= Mike Scott (broadcaster) =

British television broadcaster (1932–2008)

Michael John Christopher Scott (8 December 1932 – 30 May 2008) was a British television producer and presenter. He is best remembered for his TV talk show, The Time, The Place, and his work as a reporter on World in Action.

Scott was born in London and educated at Latymer Upper School, Hammersmith, London, and Clayesmore School in Dorset. He served as a second lieutenant in the Royal Army Ordnance Corps during his national service. After leaving the Army, Scott worked as a salesman for Unilever before becoming a stage hand at the Royal Festival Hall. Scott gained an Equity card and went on to appear as an extra in films such as Above Us the Waves and The Quatermass Xperiment.

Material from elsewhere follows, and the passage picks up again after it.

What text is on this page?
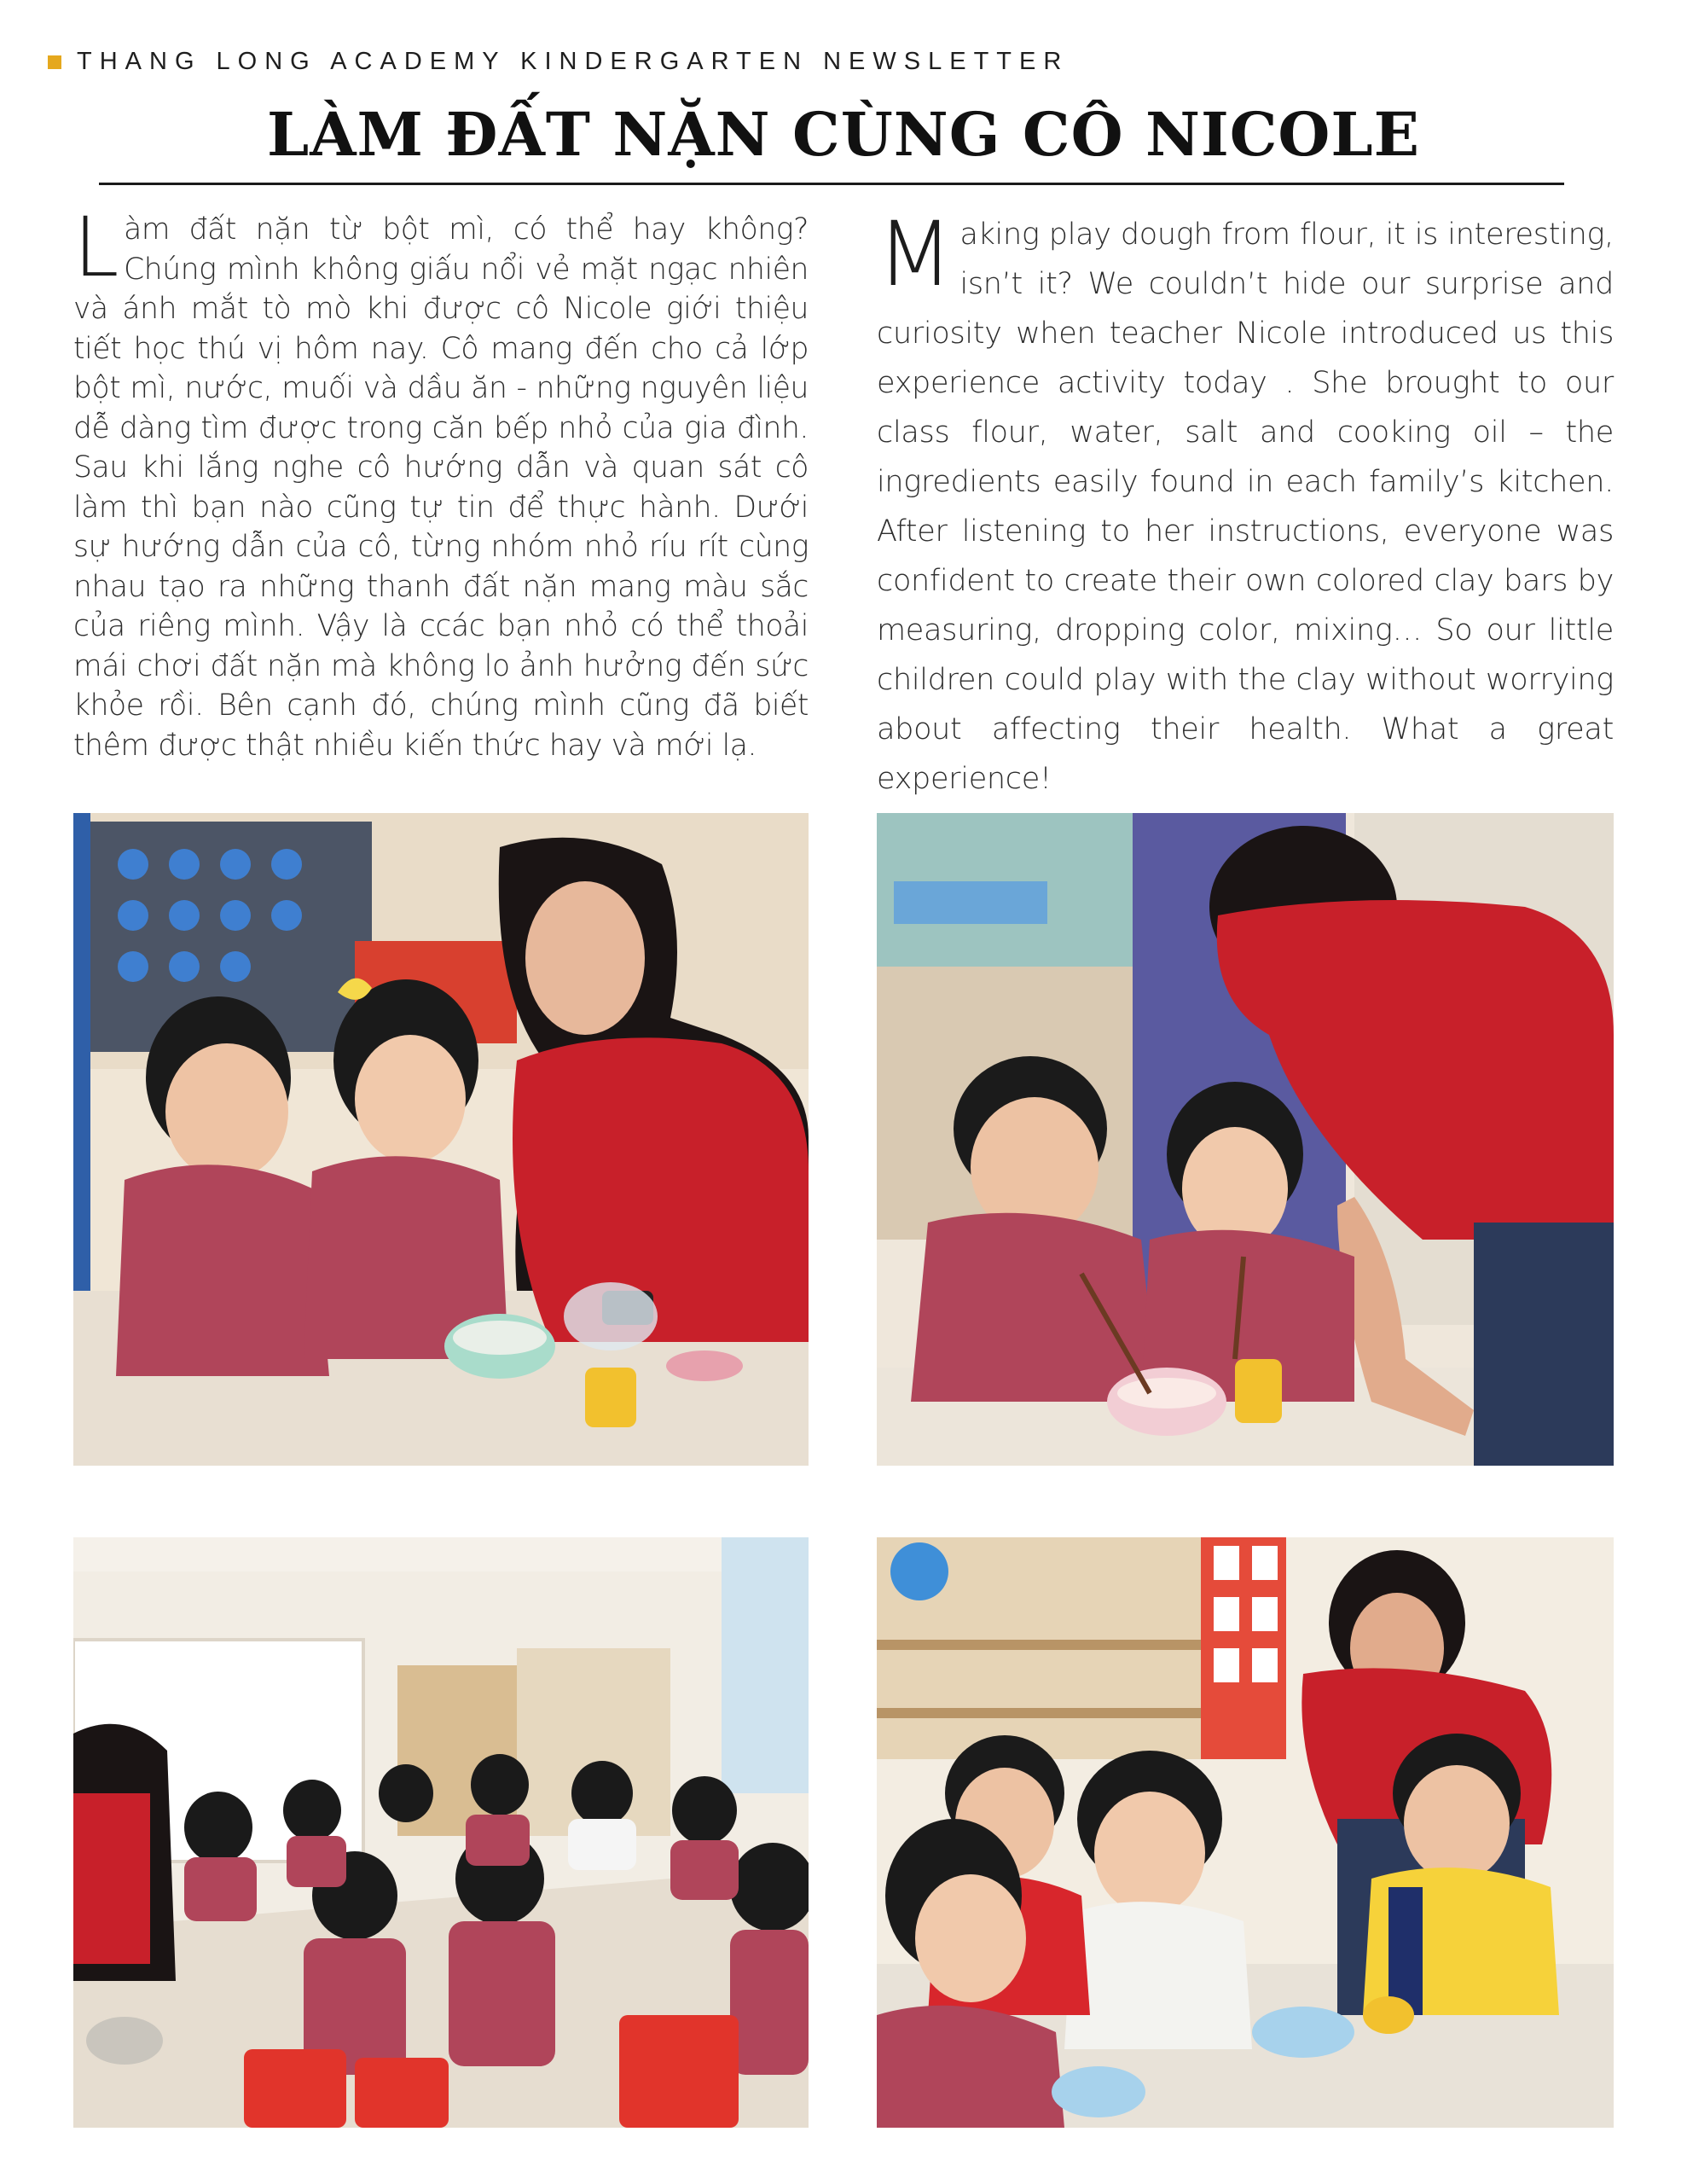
THANG LONG ACADEMY KINDERGARTEN NEWSLETTER
LÀM ĐẤT NẶN CÙNG CÔ NICOLE
Làm đất nặn từ bột mì, có thể hay không? Chúng mình không giấu nổi vẻ mặt ngạc nhiên và ánh mắt tò mò khi được cô Nicole giới thiệu tiết học thú vị hôm nay. Cô mang đến cho cả lớp bột mì, nước, muối và dầu ăn - những nguyên liệu dễ dàng tìm được trong căn bếp nhỏ của gia đình. Sau khi lắng nghe cô hướng dẫn và quan sát cô làm thì bạn nào cũng tự tin để thực hành. Dưới sự hướng dẫn của cô, từng nhóm nhỏ ríu rít cùng nhau tạo ra những thanh đất nặn mang màu sắc của riêng mình. Vậy là ccác bạn nhỏ có thể thoải mái chơi đất nặn mà không lo ảnh hưởng đến sức khỏe rồi. Bên cạnh đó, chúng mình cũng đã biết thêm được thật nhiều kiến thức hay và mới lạ.
Making play dough from flour, it is interesting, isn’t it? We couldn’t hide our surprise and curiosity when teacher Nicole introduced us this experience activity today . She brought to our class flour, water, salt and cooking oil – the ingredients easily found in each family’s kitchen. After listening to her instructions, everyone was confident to create their own colored clay bars by measuring, dropping color, mixing… So our little children could play with the clay without worrying about affecting their health. What a great experience!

In 1955, Scott joined the Rank Organisation as a trainee cameraman before moving to Granada Television as a floor manager in 1956. He eventually became a programme director and then a producer and presenter at Granada. He also hosted the pilot episode of The Krypton Factor but he turned down the chance to host the series in fear of undermining his credibility as a serious journalist which opened the door for Gordon Burns to step in. Scott was programme controller at Granada from 1979 until 1987. From 1987 to 1993, Scott presented The Time, The Place.